Merangkum Semua Peristiwa
Indeks

Hasil Pilpres AS Akan Bayangi Pergerakan IHSG November 2024

Hasil Pilpres AS Akan Bayangi Pergerakan IHSG November 2024

Jakarta, Beritasatu.com – Indeks harga saham gabungan (IHSG) bergerak volatil sepanjang Oktober. Menurut data RTI Business, selama Oktober 2024, IHSG menguat 0.40% tetapi disertai net sell asing senilai Rp 6,52 triliun. Lantas bagaimana dengan pergerakannya pada November?

Ekonom keuangan dan praktisi pasar modal Hans Kwee mengatakan, pasar akan cenderung wait and see sembari menunggu hasil Pemilihan Presiden (pilpres) Amerika Serikat (AS) 2024 yang akan dilaksanakan pada Selasa (5/11/2024) mendatang. Menurut Hans, setiap calon presiden AS berpeluang membawa dampak yang berbeda bagi pergerakan pasar saham Indonesia.

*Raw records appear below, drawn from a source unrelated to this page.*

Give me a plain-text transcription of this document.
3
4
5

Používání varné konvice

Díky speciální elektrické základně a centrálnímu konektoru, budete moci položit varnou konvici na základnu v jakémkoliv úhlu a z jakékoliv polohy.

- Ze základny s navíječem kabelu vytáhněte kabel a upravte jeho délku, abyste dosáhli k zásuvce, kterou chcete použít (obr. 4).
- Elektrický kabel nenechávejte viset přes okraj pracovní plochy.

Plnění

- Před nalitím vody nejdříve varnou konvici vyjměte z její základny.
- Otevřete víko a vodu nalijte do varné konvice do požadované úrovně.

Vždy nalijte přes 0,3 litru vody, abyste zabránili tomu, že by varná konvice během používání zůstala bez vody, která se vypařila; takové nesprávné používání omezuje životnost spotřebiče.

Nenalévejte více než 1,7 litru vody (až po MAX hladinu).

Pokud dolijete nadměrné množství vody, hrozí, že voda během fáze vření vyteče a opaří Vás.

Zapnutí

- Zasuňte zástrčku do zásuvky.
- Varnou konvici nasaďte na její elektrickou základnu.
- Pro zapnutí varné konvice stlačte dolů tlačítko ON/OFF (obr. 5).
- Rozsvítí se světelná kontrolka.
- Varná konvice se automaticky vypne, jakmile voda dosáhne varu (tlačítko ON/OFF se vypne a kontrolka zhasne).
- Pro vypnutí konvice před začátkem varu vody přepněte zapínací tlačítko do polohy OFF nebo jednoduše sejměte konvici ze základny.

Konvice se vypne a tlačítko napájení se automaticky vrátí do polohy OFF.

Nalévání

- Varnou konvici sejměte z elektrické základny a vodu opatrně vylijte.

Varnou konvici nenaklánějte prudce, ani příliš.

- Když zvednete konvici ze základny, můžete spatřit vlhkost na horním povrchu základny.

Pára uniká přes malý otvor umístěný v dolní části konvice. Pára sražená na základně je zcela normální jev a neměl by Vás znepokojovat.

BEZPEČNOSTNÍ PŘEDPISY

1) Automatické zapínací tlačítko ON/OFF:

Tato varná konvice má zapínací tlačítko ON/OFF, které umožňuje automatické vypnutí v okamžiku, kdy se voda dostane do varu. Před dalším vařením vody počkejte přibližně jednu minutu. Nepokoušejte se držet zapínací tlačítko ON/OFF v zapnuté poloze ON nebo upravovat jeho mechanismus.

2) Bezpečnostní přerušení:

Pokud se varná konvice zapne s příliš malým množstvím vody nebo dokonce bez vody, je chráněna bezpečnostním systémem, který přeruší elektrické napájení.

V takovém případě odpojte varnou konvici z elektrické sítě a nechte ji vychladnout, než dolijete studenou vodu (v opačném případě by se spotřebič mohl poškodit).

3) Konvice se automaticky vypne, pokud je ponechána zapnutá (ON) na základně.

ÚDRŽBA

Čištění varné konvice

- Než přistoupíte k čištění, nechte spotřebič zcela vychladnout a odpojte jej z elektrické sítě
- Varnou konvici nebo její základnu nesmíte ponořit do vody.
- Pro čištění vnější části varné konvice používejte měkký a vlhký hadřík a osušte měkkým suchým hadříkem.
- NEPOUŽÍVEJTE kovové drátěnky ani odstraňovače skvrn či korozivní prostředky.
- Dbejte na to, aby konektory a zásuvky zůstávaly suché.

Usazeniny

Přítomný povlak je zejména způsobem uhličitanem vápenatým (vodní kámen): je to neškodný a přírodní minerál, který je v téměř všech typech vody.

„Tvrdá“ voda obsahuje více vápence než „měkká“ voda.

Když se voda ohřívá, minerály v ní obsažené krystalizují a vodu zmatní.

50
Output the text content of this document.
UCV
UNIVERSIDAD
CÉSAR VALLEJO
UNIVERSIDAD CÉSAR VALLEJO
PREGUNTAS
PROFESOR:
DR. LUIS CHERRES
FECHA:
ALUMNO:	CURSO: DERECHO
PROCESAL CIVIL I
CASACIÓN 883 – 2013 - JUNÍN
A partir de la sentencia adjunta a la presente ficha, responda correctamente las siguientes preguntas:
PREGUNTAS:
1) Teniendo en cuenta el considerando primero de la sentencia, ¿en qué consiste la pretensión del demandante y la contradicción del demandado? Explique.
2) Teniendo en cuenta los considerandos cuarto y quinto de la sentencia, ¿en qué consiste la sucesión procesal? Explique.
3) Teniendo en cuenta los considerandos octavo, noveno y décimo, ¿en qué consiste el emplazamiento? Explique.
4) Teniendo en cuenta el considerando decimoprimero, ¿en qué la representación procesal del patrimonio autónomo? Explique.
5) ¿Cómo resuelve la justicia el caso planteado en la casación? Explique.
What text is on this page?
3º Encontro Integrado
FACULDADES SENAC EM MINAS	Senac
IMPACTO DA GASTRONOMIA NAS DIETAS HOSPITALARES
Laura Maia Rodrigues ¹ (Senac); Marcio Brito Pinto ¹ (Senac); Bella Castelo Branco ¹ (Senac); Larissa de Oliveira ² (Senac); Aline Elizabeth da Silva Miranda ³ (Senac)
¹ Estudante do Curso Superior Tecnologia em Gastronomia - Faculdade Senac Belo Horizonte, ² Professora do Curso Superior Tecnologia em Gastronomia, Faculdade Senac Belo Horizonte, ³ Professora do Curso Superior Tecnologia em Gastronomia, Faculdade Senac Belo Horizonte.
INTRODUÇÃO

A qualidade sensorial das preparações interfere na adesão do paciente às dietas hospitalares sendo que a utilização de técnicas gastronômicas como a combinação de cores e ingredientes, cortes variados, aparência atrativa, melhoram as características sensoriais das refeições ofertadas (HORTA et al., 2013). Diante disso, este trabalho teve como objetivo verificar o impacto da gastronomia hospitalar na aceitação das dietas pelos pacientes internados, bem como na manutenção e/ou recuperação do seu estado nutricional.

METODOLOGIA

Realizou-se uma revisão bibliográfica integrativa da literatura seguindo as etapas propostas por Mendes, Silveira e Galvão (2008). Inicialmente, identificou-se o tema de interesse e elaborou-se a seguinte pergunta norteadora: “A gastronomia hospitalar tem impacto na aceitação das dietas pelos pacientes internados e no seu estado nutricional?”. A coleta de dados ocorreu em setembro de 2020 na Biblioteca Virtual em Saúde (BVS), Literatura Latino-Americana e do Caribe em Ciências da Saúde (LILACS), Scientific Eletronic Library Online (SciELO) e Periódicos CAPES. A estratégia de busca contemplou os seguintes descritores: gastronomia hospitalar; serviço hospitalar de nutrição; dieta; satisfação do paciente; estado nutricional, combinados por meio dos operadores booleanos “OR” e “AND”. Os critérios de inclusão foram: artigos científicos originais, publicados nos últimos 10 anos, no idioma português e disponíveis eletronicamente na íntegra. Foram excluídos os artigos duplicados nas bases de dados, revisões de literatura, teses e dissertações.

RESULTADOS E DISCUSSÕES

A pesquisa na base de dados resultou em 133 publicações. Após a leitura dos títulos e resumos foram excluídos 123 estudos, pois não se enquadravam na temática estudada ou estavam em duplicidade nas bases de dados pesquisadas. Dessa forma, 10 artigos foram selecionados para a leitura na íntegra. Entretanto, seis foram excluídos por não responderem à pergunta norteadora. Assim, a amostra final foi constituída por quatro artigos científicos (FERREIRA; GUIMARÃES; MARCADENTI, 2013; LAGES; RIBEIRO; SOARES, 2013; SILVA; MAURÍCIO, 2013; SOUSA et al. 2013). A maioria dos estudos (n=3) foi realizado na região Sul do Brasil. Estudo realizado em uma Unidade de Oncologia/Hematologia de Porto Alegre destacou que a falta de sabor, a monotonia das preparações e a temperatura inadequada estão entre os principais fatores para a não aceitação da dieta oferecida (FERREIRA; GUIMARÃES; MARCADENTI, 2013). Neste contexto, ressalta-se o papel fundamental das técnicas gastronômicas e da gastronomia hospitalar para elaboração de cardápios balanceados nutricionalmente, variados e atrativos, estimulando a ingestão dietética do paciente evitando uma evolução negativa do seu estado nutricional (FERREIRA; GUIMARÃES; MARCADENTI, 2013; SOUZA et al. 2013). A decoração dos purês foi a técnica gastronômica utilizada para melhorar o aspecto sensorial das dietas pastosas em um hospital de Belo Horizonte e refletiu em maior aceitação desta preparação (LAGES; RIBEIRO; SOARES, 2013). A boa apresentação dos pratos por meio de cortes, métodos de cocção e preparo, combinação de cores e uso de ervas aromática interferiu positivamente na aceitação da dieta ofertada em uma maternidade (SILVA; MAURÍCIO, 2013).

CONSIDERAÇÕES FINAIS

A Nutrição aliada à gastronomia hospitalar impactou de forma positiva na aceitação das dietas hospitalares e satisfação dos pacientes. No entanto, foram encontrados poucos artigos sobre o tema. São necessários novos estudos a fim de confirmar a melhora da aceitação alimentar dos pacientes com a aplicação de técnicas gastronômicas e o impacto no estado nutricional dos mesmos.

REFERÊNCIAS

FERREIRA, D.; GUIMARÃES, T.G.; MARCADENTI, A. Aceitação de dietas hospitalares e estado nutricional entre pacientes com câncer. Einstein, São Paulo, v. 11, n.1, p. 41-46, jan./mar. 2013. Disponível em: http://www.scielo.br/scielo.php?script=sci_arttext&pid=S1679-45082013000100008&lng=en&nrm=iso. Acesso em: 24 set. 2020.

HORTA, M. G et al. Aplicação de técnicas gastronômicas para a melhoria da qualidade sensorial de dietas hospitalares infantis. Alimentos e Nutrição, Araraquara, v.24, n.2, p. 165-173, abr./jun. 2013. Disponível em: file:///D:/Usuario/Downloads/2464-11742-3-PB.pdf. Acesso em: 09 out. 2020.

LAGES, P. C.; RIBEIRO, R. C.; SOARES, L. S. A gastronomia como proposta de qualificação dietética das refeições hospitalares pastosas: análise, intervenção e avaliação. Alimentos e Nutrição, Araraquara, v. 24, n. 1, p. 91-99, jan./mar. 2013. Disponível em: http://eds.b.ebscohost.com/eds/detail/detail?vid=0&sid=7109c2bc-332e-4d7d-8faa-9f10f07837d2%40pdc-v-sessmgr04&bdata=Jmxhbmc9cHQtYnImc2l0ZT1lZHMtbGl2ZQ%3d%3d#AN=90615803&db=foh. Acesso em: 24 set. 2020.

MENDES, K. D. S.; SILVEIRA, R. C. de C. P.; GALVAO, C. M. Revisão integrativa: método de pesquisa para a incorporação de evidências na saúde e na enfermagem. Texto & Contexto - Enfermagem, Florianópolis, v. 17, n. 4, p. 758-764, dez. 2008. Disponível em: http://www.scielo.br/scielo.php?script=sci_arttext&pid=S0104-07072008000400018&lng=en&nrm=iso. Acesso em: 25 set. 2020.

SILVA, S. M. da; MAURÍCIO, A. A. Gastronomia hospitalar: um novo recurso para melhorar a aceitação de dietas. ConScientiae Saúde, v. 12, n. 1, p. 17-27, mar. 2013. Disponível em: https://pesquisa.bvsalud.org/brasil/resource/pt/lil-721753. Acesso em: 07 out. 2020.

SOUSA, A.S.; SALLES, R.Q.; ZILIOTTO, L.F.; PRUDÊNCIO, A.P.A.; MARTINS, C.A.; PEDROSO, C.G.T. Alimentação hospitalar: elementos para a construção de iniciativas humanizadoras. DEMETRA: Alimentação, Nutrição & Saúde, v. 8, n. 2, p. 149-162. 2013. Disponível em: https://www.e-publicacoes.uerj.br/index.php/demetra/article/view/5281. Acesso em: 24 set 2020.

“Pasar saat ini menunggu agenda cukup penting, yakni pilpres AS. Berdasarkan survei, posisi pemenangnya selalu bergeser. Tahun ini hampir tidak bisa ditebak. Ada peluang Trump menang. Kalau hal ini terjadi, kemungkinan pasar modal (Indonesia) akan koreksi. Maka, pelaku pasar itu wait and see dan berhati-hati sekali,” ucap Hans kepada wartawan di Bursa Efek Indonesia, Kamis (31/10/2024).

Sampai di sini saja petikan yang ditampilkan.